Susan D’Costa, PhD, executive vice president and global head of technology at Alcyone Therapeutics, which has two candidate therapies in or approaching clinical development, says the company is investing early in developing a flexible upstream manufacturing process.
“Companies often say they’d rather use their early development frugally on CMC [Chemistry Manufacturing and Controls] and get into the clinic with a ‘bench-scale process,’ show proof of efficacy and dollar safety, and then build big,” says D’Costa.
But, she adds, this approach risks process impurities hampering their later development by affecting patient safety, drug tolerance, and effectiveness.
“Process and product impurities, leading to cost and safety concerns, are some of the biggest headwinds in the industry right now, and are a challenge to gene therapy investors who don’t know whether a process is safe to go forwards,” she explains.
D’Costa, who is speaking at the 14th Annual Bioprocessing Summit in Boston this week, explains that Alcyone are working to overcome these problems by designing robust processes early.
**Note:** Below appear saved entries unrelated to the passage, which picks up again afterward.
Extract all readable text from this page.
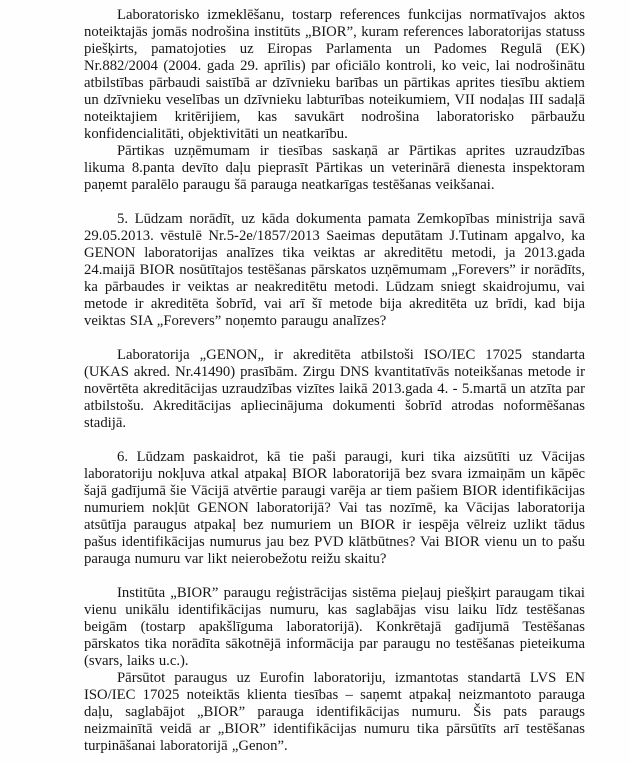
Laboratorisko izmeklēšanu, tostarp references funkcijas normatīvajos aktos noteiktajās jomās nodrošina institūts „BIOR”, kuram references laboratorijas statuss piešķirts, pamatojoties uz Eiropas Parlamenta un Padomes Regulā (EK) Nr.882/2004 (2004. gada 29. aprīlis) par oficiālo kontroli, ko veic, lai nodrošinātu atbilstības pārbaudi saistībā ar dzīvnieku barības un pārtikas aprites tiesību aktiem un dzīvnieku veselības un dzīvnieku labturības noteikumiem, VII nodaļas III sadaļā noteiktajiem kritērijiem, kas savukārt nodrošina laboratorisko pārbaužu konfidencialitāti, objektivitāti un neatkarību.

Pārtikas uzņēmumam ir tiesības saskaņā ar Pārtikas aprites uzraudzības likuma 8.panta devīto daļu pieprasīt Pārtikas un veterinārā dienesta inspektoram paņemt paralēlo paraugu šā parauga neatkarīgas testēšanas veikšanai.

5. Lūdzam norādīt, uz kāda dokumenta pamata Zemkopības ministrija savā 29.05.2013. vēstulē Nr.5-2e/1857/2013 Saeimas deputātam J.Tutinam apgalvo, ka GENON laboratorijas analīzes tika veiktas ar akreditētu metodi, ja 2013.gada 24.maijā BIOR nosūtītajos testēšanas pārskatos uzņēmumam „Forevers” ir norādīts, ka pārbaudes ir veiktas ar neakreditētu metodi. Lūdzam sniegt skaidrojumu, vai metode ir akreditēta šobrīd, vai arī šī metode bija akreditēta uz brīdi, kad bija veiktas SIA „Forevers” noņemto paraugu analīzes?

Laboratorija „GENON„ ir akreditēta atbilstoši ISO/IEC 17025 standarta (UKAS akred. Nr.41490) prasībām. Zirgu DNS kvantitatīvās noteikšanas metode ir novērtēta akreditācijas uzraudzības vizītes laikā 2013.gada 4. - 5.martā un atzīta par atbilstošu. Akreditācijas apliecinājuma dokumenti šobrīd atrodas noformēšanas stadijā.

6. Lūdzam paskaidrot, kā tie paši paraugi, kuri tika aizsūtīti uz Vācijas laboratoriju nokļuva atkal atpakaļ BIOR laboratorijā bez svara izmaiņām un kāpēc šajā gadījumā šie Vācijā atvērtie paraugi varēja ar tiem pašiem BIOR identifikācijas numuriem nokļūt GENON laboratorijā? Vai tas nozīmē, ka Vācijas laboratorija atsūtīja paraugus atpakaļ bez numuriem un BIOR ir iespēja vēlreiz uzlikt tādus pašus identifikācijas numurus jau bez PVD klātbūtnes? Vai BIOR vienu un to pašu parauga numuru var likt neierobežotu reižu skaitu?

Institūta „BIOR” paraugu reģistrācijas sistēma pieļauj piešķirt paraugam tikai vienu unikālu identifikācijas numuru, kas saglabājas visu laiku līdz testēšanas beigām (tostarp apakšlīguma laboratorijā). Konkrētajā gadījumā Testēšanas pārskatos tika norādīta sākotnējā informācija par paraugu no testēšanas pieteikuma (svars, laiks u.c.).

Pārsūtot paraugus uz Eurofin laboratoriju, izmantotas standartā LVS EN ISO/IEC 17025 noteiktās klienta tiesības – saņemt atpakaļ neizmantoto parauga daļu, saglabājot „BIOR” parauga identifikācijas numuru. Šis pats paraugs neizmainītā veidā ar „BIOR” identifikācijas numuru tika pārsūtīts arī testēšanas turpināšanai laboratorijā „Genon”.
Transient transfection of mammalian cells
D’Costa explains that the company assessed the benefits of several techniques for manufacturing AAV for their gene therapy, including using baculovirus in insect cells, and a packaged cell line where the information required to produce AAV is pre-written into the chromosomes of the cells. Having considered the likely difficulties of each approach, D’Costa and her team opted for transient transfection of mammalian cells using two or three plasmids.
“We’ve decided to use transient transfection as our process because that’s the industry technique we think right now gives us the best bang-for-our-buck,” she notes.
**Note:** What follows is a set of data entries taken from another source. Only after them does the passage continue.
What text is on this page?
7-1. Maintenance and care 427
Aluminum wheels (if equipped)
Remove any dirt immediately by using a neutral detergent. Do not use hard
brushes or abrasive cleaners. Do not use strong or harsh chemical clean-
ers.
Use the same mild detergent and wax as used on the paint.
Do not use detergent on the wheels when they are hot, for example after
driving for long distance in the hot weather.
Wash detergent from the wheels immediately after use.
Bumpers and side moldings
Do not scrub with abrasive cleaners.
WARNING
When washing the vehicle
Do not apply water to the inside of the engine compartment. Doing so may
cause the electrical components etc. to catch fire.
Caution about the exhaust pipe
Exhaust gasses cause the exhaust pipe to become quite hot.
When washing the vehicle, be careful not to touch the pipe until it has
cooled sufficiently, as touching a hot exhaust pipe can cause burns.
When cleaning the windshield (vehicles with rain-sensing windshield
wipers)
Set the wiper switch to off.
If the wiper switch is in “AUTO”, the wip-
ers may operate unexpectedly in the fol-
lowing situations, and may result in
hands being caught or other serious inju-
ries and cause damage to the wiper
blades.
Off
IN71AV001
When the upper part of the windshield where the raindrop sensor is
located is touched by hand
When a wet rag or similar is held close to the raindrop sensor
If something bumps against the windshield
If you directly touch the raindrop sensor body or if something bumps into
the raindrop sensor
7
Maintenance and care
The company has used a similar design process to develop a potency assay for testing their treatment for Rett syndrome, a rare genetic neurological and development disorder. According to D’Costa, the assay monitors for the expression of a short non-coding RNA, the mechanism of action used in Alcyone’s X-reactivation gene therapy platform, rather than the expression of the MeCP2 protein, the gene mutated in Rett syndrome.
This approach means the same assay can be used for monitoring the upregulation of mutated genes in other X-chromosome-linked diseases and for testing future products in their pipeline.
“If we looked at the MeCP2 expression, that would just focus on Rett syndrome,” she tells GEN. “By monitoring the expression of that non-coding RNA, we don’t need to reinvent [anything].”
D’Costa claims their approach leads to faster and more efficient commercial development. “As soon as we have a safety and efficacy signal, we can scale up, make the product, and move straight into pivotal registration.”